My original background and research was related to electronics, physics, semiconductor neural networks and machine learning (1993-1998) where statistical analysis and reproducibility of results was a must. However, when I switched to computer engineering in 1998 to make computer systems much more efficient (performance, power consumption, reliability) in order to proceed with my original research, I was shocked that there was no any common experimental methodology. Furthermore, it was (and still is) common to report only one number of varying characteristics (such as execution time or power consumption) and play with numbers to get the highest speedup for a publication.
Practically immediately I started working on a common methodology and framework to share experimental setups and results in a reproducible way (code, data, experimental results, predictive models, interactive articles), but had to work on that only in my spare time (there was no funding or interest for such activities at that time) and had to solve so many problems, that I spend nearly 15 years to prepare foundation and all the necessary technology to enable collaborative, systematic and reproducible R&D in computer engineering.

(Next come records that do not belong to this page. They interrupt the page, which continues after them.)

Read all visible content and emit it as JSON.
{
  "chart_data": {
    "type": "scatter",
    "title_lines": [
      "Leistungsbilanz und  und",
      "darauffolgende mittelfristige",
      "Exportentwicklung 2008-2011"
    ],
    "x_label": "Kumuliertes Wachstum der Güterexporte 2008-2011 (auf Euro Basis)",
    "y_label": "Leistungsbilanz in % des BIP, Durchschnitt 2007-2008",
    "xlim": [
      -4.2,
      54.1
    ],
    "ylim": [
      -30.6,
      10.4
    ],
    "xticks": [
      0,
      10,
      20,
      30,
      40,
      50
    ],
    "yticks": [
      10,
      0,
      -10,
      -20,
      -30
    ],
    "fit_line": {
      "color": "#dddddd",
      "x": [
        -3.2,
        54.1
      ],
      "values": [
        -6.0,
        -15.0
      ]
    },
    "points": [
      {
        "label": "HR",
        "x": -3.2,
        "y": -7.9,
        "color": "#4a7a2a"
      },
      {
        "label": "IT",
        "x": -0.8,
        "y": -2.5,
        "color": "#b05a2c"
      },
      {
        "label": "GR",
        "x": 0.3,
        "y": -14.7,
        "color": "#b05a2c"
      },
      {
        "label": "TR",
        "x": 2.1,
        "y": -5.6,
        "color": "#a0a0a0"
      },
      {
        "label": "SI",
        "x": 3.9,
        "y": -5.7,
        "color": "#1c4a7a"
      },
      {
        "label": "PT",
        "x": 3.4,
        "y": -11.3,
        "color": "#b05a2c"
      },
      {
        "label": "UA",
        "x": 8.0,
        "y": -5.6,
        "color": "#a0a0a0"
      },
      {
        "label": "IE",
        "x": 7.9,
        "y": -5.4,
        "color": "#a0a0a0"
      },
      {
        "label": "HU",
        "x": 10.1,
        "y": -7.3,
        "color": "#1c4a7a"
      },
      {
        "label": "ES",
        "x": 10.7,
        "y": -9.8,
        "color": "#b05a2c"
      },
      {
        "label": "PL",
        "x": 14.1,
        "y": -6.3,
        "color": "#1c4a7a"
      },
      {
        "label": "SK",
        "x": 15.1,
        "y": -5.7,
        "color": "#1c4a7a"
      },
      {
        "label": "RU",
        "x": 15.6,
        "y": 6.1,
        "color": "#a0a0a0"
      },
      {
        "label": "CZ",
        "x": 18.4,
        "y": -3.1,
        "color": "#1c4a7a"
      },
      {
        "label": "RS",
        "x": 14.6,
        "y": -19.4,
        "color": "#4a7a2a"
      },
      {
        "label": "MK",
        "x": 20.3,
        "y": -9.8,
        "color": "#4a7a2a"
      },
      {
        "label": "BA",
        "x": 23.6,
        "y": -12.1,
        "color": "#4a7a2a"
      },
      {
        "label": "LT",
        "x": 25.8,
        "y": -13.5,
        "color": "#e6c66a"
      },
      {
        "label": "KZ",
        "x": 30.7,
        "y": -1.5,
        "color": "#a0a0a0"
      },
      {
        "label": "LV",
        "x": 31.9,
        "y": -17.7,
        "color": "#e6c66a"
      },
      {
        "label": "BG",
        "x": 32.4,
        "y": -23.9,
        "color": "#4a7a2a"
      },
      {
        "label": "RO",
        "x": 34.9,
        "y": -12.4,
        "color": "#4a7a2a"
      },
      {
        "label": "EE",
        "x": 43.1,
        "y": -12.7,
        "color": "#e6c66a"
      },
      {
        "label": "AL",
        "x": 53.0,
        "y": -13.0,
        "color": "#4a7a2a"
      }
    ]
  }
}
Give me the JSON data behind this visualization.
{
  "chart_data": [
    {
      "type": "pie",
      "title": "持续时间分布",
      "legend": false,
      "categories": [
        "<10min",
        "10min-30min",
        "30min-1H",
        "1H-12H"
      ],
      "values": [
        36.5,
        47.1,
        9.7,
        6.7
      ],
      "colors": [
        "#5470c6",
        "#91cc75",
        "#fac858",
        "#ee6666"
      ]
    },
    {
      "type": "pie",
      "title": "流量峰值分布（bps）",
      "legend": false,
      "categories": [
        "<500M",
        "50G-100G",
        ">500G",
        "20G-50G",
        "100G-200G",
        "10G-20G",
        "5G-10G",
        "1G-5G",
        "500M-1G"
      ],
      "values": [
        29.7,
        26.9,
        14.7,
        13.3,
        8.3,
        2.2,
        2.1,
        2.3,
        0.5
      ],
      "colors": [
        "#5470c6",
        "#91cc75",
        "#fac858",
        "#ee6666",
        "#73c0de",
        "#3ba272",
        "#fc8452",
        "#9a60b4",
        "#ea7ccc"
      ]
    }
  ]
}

In 2008, I released the first public cTuning infrastructure and repository to share whole experimental setups including cross-linked code and data, to crowdsource experimentation and connect in with "big data" predictive analytics. This approach gained popularity in academia and industry, and eventually resulted in a non-profit cTuning foundation sponsored by EU TETRACOM grant (2014). I currently continue most of my public research within this foundation while actively collaborating with the community. You can find further info here:
Since 2022, I continue developing my CK and CM technology within our public MLCommons workgroup to help the community modularize ML/AI Systems and automate their benchmarking, optimization, design space exploration and deployment.